With the rapid adoption of technology into today’s organizational culture, data collection and analysis is becoming a common component of the way we do business. However, this new reliance on data brings a new host of challenges, including how to combine and share this information across the organization in order to get as much value out of it as possible.
Every department has unique data needs, and while it’s important to analyze the data for individual departments, managers and leadership need to aggregate departmental data to gauge the overall health of the organization.
There can be huge differences in how departments structure and format their data. So, while combining multiple data sources has significant advantages, the disjointed nature of departmental data formats has led some organizations to rely on a less than ideal “top down” or “one size fits all” approach to analysis. In some cases this approach can work, but it often forces the organization to follow an architecture that reduces the data’s usefulness within each department.
Attempting to simplify the process by generalization may support the manager’s agenda, but the end results are not nearly as specific or as meaningful as they could be.
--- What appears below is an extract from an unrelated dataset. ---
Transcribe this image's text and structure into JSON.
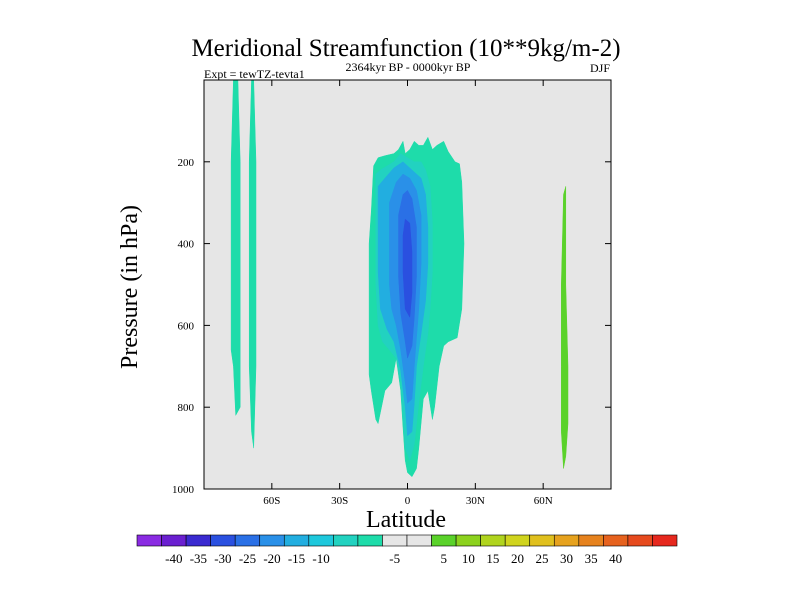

So, how can organizations ensure data and its analysis serves the greatest number of departments and people as possible, while still benefiting the business as a whole? Below are several ideas to consider:
Determine which questions need to be answered.
First and foremost, data has to help us answer questions. It is essential to clearly articulate which questions are more critical to managers and business units, and to ensure that data can be captured to support those.
Establish similar terminologies.
Despite the likelihood that each department has its own unique culture and terminology, organizations should strive to use a similar language across the board. This will help promote cross-communication and maintain a certain degree of data integrity for managers. Where this is not possible, organizations should develop a “translation table,” (i.e. a “Rosetta Stone” for the business) which can serve as the key to understanding the different terminologies.
Agree to a common set of core variables.
Each department has its own set of questions that will require a unique set of data, but managers need to address questions that span departments. To ensure they can, organizations should agree on a core set of variables that each department will collect. This can be something as simple as time, location, identification number, costs, and labor hours, etc. The key is to agree on how these variables will be defined and documented. Yes – that could require a bit of time and finesse. While this may be the most taxing part of the process, it is the most critical in the data decentralization process.
In an ideal world, individual departments and leadership would easily find a compromise for their various data needs. On the one hand, each business silo need data that is specifically relevant to their operations. On the other hand, managers need data sets that address broader questions and issues. If the overriding concern is real usefulness in the data, the time it takes to create systems that allow for both will be well worth effort.
How is your organization decentralizing data to inform your culture?